Since we removed the wisteria, honeysuckle, and other invasive plants that long obscured the Veblen House grounds, it has become possible to enjoy the remnants of Elizabeth Veblen's garden. Snowdrops, here in a photo by Joan Marr, peak in late March,
followed by a wave of Scilla at the beginning of April.
The first couple weeks of April are also prime time for daffodils, with most of them likely planted by Elizabeth Veblen and her groundskeeper Max Latterman.
We've sought to restore some of the daffodils in the meadow, where mowing by the county in past decades had greatly reduced their numbers. Daffodils won't survive in a lawn if their leaves are mowed down before the underground bulbs have stored enough solar energy for the next year's bloom.
A Japanese andromeda flatters the backside of the house,
and the second week of April brings blooms of a few remaining primrose,
along with a couple clusters of a pretty flowers called "snowflake." It has the genus name Leukojum, in the Amaryllis family.

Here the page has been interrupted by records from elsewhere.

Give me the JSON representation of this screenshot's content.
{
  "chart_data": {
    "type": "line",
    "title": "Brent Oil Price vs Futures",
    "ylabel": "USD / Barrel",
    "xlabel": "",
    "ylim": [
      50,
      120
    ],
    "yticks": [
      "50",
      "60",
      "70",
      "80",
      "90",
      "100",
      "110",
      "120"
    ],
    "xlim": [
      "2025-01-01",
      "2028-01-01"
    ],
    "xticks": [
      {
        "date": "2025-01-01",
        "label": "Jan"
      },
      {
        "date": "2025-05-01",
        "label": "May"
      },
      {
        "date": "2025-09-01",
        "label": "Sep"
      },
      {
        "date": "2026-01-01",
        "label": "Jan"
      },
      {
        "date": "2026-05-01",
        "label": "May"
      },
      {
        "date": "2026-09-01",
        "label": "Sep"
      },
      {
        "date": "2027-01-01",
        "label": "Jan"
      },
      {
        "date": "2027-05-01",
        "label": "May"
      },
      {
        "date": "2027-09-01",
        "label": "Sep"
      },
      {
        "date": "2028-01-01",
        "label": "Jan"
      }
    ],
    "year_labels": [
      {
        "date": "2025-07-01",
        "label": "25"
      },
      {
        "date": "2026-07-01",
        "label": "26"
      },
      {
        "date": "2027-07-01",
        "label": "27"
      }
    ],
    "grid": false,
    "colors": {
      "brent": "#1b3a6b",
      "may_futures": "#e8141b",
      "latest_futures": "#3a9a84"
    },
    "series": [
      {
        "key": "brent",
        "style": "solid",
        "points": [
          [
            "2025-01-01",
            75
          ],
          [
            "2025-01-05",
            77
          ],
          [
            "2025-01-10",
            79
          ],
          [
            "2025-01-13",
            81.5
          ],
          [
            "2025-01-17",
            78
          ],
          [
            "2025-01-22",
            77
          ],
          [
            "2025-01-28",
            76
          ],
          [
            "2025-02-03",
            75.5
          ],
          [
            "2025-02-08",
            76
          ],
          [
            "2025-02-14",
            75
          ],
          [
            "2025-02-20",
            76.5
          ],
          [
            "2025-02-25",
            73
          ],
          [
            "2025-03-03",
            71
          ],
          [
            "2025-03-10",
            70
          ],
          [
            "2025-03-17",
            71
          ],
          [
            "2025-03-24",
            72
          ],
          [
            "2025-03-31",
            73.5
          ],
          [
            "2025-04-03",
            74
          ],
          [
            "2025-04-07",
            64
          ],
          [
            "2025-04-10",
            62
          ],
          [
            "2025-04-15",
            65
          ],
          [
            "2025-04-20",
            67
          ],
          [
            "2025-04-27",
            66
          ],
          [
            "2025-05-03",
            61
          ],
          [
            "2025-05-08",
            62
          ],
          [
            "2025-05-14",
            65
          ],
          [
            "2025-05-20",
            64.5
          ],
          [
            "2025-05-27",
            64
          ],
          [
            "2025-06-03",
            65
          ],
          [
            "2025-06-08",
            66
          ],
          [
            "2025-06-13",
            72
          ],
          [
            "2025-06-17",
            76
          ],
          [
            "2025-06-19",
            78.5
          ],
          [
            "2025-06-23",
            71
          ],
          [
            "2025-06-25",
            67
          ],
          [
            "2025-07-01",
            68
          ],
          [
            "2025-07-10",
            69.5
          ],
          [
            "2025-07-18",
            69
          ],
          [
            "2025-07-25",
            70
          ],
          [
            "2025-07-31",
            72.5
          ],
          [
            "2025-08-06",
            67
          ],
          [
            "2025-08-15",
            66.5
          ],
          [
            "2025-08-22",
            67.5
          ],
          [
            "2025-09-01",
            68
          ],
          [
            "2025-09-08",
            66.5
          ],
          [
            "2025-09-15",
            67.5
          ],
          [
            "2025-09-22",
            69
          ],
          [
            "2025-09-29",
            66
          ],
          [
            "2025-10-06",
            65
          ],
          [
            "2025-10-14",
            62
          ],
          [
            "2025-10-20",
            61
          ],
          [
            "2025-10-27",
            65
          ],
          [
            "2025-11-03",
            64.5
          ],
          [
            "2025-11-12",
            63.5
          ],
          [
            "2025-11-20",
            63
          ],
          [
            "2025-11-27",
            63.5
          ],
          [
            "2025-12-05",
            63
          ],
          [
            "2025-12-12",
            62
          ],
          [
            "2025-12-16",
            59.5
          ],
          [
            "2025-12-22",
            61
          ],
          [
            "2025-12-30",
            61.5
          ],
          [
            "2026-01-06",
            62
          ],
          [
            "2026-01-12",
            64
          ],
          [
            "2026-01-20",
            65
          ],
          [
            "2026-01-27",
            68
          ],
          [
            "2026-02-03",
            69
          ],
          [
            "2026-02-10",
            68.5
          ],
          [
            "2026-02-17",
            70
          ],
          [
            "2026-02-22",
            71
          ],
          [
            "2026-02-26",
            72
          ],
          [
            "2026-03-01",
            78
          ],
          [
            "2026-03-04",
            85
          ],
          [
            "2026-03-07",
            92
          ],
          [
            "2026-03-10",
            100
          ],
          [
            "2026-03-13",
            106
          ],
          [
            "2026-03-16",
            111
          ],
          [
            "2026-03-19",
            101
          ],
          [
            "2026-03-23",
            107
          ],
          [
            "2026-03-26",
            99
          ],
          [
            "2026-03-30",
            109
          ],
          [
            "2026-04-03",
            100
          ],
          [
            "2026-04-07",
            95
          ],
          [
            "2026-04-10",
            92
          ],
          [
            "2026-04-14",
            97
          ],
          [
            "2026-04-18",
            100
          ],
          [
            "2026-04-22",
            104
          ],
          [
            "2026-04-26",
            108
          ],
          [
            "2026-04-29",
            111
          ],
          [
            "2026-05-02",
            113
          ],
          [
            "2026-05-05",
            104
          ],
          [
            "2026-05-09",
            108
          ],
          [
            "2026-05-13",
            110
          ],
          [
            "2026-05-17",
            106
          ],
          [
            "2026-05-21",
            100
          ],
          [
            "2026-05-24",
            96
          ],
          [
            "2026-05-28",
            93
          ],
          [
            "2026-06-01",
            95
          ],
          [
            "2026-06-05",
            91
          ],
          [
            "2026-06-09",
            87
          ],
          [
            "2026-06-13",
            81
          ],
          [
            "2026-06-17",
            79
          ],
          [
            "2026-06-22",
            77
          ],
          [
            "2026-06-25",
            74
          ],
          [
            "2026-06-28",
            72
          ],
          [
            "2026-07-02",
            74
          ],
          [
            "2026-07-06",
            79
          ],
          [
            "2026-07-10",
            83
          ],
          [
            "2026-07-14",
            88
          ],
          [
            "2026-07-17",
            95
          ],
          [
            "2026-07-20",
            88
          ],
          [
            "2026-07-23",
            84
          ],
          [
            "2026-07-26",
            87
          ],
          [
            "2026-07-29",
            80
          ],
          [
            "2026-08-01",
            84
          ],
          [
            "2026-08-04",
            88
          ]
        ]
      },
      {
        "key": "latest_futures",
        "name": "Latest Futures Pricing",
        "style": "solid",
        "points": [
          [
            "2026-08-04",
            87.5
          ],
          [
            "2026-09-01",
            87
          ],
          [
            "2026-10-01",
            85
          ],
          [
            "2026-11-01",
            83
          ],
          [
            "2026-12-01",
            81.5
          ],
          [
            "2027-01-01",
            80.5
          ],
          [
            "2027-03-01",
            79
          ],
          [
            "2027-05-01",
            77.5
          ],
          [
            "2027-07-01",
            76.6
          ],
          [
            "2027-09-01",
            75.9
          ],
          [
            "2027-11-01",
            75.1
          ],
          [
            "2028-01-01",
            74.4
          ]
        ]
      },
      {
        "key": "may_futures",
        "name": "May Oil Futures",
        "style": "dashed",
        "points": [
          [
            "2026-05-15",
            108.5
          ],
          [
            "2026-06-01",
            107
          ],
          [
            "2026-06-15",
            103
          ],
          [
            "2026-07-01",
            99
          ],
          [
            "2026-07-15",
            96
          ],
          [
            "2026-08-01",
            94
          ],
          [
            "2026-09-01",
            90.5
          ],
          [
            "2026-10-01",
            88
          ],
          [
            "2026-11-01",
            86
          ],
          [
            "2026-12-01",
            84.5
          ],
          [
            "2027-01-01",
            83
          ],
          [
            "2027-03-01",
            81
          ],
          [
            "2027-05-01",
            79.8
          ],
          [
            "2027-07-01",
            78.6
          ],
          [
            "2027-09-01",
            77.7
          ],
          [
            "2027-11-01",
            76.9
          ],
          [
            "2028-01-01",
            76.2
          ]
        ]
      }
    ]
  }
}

Photos from the 1950s show a garden resplendent with tulips and fruit trees--apple, pear and quince. The tulips fell to the rising deer population, and only one pear tree remains from the small orchard that surrounded the house.
Elizabeth died in 1974, but the gardens were maintained to some extent for years afterwards, by the Dogwood Garden Club that used to hold its meetings at the house, and by the Wells family that rented the house from Mercer County until 1998. Wisteria vines took over in the years of neglect that followed.
Native plantings have been added by the Friends of Herrontown Woods since it formed in 2013, mostly in the form of raingardens that divert runoff away from the house. Though many spring ephemerals are blooming in the woodlands beyond the house grounds, the raingarden natives are only now beginning to stir, and won't bloom until summer.